Hayward was of course selected to the Pro Bowl team at the end of the season and he was also named second-team All Pro.

What’s left to be said? There’s a group of readers out there who like to insist that when the Packers release a player, fans should never judge the coaches or the GM. They are the EXPERTS – they watch the guy every day at practice and they know far better than us dumb fans who’s good and who isn’t.

Well, Ted Thompson, Mike McCarthy, Dom Capers and the rest scrutinized Casey Hayward for four years and failed to see what was right before their eyes. What about some accountability or at least an admission regarding this massive fail?

If you are looking for a reason Green Bay did not make it to the Super Bowl…

Rob Born

Smart drafters don’t select the best available players, they fill a team’s positions of greatest need.



  1. Xlvordie February 22, 2017

    I miss Casey hayward

  2. Xlvordie February 22, 2017

    I would go as far as saying the season could have ended differently with him

  3. PF4L February 22, 2017

    Although i agree with most of the article, did anyone at the time scream we should keep Hayward?
    Most readers gave no fuck, including myself.
    But give it up for this guy…..
    03/13/2016 at 4:36 pm
    $5 million a year will prove to be a bargain for Hayward. I think I would have paid him. I expected he’d get more.

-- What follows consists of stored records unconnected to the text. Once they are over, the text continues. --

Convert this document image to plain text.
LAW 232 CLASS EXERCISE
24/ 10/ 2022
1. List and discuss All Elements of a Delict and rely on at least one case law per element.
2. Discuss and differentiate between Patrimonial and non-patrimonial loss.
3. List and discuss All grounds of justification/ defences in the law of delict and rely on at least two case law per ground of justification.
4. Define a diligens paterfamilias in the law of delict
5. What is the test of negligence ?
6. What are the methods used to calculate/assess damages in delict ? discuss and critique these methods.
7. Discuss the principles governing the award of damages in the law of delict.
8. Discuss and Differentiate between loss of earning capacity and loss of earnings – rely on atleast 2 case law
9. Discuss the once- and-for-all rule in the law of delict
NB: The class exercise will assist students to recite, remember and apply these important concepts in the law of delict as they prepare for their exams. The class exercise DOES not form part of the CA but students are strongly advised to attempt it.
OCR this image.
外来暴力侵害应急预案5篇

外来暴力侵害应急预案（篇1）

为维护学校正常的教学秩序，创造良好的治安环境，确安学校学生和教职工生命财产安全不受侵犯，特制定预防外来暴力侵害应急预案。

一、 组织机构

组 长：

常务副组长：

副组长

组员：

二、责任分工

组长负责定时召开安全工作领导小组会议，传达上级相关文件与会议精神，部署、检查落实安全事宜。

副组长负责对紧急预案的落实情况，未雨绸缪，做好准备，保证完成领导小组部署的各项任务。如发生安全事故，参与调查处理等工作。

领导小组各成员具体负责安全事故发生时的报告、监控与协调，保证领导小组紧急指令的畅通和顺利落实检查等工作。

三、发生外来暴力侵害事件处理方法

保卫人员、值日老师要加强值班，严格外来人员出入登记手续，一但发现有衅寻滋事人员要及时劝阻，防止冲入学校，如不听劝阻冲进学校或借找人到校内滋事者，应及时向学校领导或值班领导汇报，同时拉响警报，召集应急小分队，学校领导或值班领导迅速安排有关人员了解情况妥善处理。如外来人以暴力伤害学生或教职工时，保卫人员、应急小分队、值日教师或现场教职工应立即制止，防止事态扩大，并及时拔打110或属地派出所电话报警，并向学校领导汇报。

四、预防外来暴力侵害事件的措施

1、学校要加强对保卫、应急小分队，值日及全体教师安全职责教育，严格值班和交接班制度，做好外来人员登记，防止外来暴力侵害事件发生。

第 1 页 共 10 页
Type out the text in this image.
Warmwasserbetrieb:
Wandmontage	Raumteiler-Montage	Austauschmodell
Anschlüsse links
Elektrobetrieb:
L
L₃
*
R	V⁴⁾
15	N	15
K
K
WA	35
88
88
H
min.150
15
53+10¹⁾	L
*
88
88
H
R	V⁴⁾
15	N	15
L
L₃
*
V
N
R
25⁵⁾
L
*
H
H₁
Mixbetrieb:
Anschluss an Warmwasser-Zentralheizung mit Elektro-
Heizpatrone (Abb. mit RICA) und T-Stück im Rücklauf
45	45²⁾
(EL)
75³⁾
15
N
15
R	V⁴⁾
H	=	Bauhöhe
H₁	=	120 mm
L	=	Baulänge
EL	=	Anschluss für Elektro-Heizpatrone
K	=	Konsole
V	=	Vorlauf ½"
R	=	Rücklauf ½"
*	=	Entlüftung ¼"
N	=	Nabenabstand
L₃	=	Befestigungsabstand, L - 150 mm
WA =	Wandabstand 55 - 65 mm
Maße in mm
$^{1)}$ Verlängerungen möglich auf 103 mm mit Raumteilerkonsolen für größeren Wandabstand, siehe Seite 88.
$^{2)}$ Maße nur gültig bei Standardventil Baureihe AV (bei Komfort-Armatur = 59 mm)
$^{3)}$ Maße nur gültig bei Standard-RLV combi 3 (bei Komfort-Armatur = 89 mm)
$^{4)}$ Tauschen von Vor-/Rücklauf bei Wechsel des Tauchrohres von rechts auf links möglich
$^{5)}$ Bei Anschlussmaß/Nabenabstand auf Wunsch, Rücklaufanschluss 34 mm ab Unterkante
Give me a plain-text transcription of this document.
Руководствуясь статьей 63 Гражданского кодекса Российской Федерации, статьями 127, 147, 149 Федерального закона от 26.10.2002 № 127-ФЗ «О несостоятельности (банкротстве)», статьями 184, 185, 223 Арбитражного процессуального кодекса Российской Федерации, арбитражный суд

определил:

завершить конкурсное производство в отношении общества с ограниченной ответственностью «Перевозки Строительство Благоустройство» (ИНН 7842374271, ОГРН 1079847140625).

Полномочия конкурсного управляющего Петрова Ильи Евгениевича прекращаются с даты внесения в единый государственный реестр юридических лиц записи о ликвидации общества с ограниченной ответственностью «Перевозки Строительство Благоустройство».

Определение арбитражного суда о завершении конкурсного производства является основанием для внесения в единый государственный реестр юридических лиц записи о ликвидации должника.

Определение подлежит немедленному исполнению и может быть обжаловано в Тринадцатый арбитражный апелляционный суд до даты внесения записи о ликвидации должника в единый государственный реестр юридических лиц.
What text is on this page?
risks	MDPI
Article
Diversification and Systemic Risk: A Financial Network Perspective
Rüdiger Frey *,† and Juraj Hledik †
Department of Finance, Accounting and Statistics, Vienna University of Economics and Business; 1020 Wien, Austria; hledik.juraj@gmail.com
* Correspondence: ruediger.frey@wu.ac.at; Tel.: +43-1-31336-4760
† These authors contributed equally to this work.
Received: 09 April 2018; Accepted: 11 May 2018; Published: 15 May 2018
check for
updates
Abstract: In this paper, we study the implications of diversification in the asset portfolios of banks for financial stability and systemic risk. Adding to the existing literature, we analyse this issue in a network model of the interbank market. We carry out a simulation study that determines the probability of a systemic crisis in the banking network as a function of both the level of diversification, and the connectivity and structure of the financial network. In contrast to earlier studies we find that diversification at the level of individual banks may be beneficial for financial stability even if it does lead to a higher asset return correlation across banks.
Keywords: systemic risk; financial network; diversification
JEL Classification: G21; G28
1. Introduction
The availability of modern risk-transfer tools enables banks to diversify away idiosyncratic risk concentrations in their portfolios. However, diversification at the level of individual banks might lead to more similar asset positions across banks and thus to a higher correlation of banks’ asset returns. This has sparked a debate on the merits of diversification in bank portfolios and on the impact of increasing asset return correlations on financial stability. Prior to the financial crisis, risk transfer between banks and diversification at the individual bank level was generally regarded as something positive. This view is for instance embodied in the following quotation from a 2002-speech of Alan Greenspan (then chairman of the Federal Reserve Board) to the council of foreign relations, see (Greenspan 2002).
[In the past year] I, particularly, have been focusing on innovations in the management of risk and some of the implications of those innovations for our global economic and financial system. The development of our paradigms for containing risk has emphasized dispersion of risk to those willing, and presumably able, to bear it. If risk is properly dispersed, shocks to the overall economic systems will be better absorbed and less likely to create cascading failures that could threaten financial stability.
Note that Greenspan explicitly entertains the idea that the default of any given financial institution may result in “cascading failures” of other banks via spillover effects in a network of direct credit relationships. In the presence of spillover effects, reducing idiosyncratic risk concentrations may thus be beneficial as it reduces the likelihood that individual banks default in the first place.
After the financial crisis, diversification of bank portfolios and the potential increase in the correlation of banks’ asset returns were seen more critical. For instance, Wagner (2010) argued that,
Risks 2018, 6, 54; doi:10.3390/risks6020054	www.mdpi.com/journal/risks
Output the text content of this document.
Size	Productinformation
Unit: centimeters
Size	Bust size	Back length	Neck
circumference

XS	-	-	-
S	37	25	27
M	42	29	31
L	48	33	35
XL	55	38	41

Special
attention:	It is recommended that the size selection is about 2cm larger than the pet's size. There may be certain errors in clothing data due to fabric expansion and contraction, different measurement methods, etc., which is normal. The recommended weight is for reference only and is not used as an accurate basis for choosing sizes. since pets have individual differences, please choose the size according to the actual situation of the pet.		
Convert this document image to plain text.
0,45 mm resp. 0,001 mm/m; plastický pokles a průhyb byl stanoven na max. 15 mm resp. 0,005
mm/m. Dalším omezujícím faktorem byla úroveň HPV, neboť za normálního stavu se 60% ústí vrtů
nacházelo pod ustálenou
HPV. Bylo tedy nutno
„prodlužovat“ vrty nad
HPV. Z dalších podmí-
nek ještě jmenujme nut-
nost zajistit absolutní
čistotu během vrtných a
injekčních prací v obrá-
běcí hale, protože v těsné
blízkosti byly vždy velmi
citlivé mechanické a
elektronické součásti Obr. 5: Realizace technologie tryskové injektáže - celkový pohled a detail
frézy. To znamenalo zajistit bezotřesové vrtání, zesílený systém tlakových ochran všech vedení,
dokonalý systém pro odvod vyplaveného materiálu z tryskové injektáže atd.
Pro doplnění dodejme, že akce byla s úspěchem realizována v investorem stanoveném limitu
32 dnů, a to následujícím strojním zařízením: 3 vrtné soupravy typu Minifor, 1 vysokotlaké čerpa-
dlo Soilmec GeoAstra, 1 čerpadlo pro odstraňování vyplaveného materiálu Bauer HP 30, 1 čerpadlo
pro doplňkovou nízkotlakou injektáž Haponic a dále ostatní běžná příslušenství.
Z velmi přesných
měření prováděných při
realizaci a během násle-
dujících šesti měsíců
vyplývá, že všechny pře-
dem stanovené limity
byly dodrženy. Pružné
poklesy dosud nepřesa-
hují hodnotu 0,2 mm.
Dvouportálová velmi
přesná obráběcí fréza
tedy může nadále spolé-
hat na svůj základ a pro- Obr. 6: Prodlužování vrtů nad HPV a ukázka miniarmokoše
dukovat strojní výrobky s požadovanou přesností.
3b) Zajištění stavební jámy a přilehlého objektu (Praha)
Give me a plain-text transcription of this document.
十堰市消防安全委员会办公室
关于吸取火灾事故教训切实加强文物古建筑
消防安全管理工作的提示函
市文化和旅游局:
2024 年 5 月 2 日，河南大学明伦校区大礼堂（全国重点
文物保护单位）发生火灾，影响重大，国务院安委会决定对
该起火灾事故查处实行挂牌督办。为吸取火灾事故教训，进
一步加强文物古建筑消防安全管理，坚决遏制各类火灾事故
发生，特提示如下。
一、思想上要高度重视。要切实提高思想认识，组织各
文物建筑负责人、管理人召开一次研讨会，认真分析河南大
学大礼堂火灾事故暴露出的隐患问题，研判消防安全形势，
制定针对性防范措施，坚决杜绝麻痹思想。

    Lets not forget the biting ironic sarcasm of Ditka’s Mom…….Looks like he had it pegged. lmao
    03/13/2016 at 4:36 pm
    We’ll never win Super Bowl without Hayward. Thanks for wasting our draft pick on his replacement. Fire Ted!

    03/13/2016 at 5:41 pm
    Heywood was too often late to the party. His departure should save my vocal cords.

    Also give it up for Kato….credit is given, when it’s due. That’s just how i roll.
    03/15/2016 at 6:52 am
    Hayward was a lot better than you guys make him out to be. Sheesh.

    Now Rob, Janis didn’t get released….so calm down.

    Also Rob…Hayward had a great rookie season, Janis had a great 2 long catches. These situations are hardly similar, so don’t get it all twisted in your bitterness.

    Thank you for understanding.

    1. Ace February 22, 2017

      Dude, what is with your archive of comments?

      1. PF4L February 23, 2017

        Dude, explain please.

  4. PF4L February 22, 2017

    Also credit Monty for acknowledging Hayward, even after only 3 games.

  5. Cheese February 22, 2017

    So much for draft and develop. Who needs a second round pick that you’ve been grooming for four years when you can replace him with a basketball player and an out of position safety. God TT is fuckin maddening…. What stupid shit is he gonna pull this year?

  6. Savage57 February 23, 2017

    I’m pissed at Hayward like no other.

    He proved I don’t know shit about football talent.

    1. PF4L February 23, 2017

      lol…Now you know how Ted feels :)

  7. shawn February 23, 2017

    No one who watched a snap of game film for the Packers in 2014 or 2015 would have paid Casey Hayward the money he got from the Chargers. That was a no brainer. If Ted won’t pay a guy HE spent a 2nd round pick on, that says about all you need to say about it.
    The press man coverage in the slot was the only thing he was good at. He was lazy in combo coverages, fell asleep while playing zone and couldn’t tackle anyone. Other than that, he was fantastic.
    Maybe not being offered a contract by the Packers woke him up, and he realized he better focus on his game. Maybe he hates cold weather and wanted to play someplace warm all along. Maybe his stat-line was a fluke this season. Who knows?
    I just know I don’t want him covering Doug Baldwin on 3rd and 7 in the NFC Championship Game. I DO know that.

    1. PF4L February 23, 2017

      There’s a lot of Packer corners i don’t want covering anybodys receivers in any NFCCG. Because it’s painful to watch.
      After seeing our corners against Atlanta, i would have gladly taken my chances with Hayward replacing any one of them.

      There were a lot of reasons to point to as reasons the Packers lost to Seattle, but Hayward wasn’t one of them.